Mill Computing, Inc. Forums The Mill Architecture Memory level parallelism and HW scouts Reply To: Memory level parallelism and HW scouts

peceed
Participant
Post count: 5

From what I understand, the problem is in the code like the kernel below:
aLotOfComputationsA(a[hash(i)]); //predictors don’t work
aLotOfComputationsB(b[hash(i)]);
aLotOfComputationsC(c[hash(i)]);
aLotOfComputationsD(d[hash(i)]);
//”One miss to stall them all!”
Mill is not able to handle such a scenario!
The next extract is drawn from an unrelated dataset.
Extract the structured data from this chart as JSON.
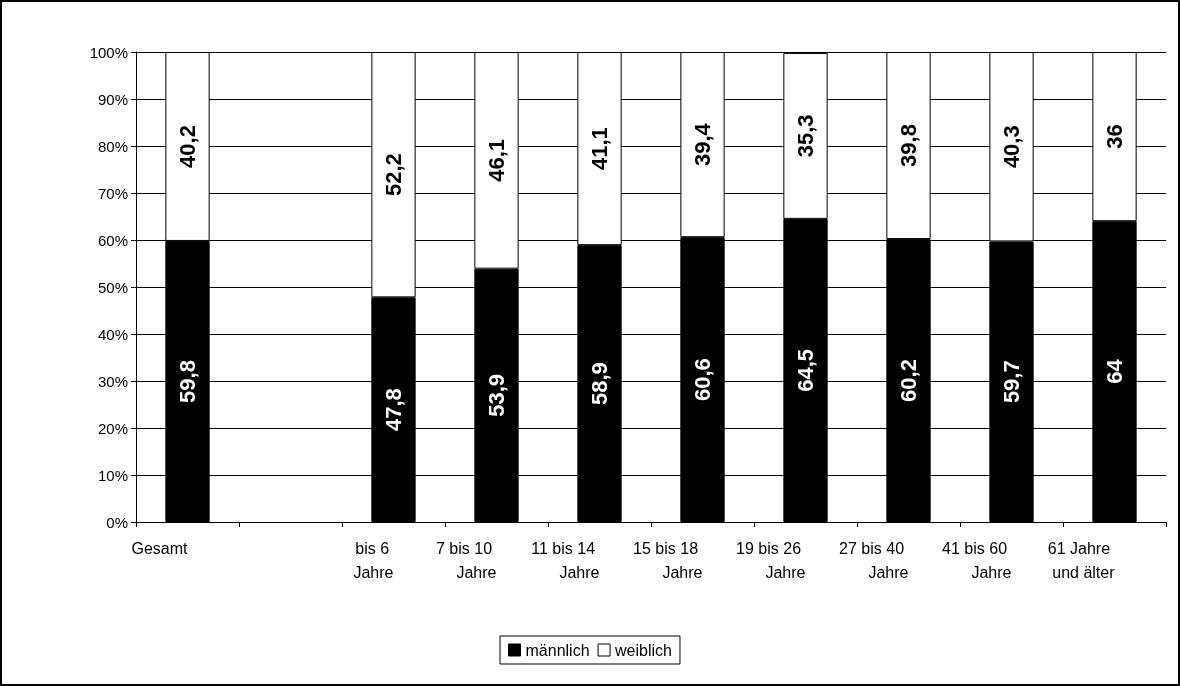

It must be remembered that we have entered the era of huge L3 caches that have access times of around 40 CPU cycles, and this is an area where OoO does great, and Mill – not, being doomed to work in bursts. Additionally, OoO can use SMT for practically free, which reduces the occurrence of stalls by a factor of two – this is hard to beat, Mill has fundamental difficulties in implementing SMT.
Similarly, processing elements of a linked list, OoO can process the chain of dependencies as fast as possible. It should be noted, however, that garbage collector algorithms sort memory objects and this very well improves the performance of predictors for data – that’s why the hash example is better.
If we add to this the widespread use of vector instructions that can parallelize many algorithms quite analogously to MILL, and the simultaneous transfer of most of the calculations from CPU to GPU/Tensor cores, then we can see that the economic window of opportunity for Mill is closing, and it is in danger of becomining an alternative past.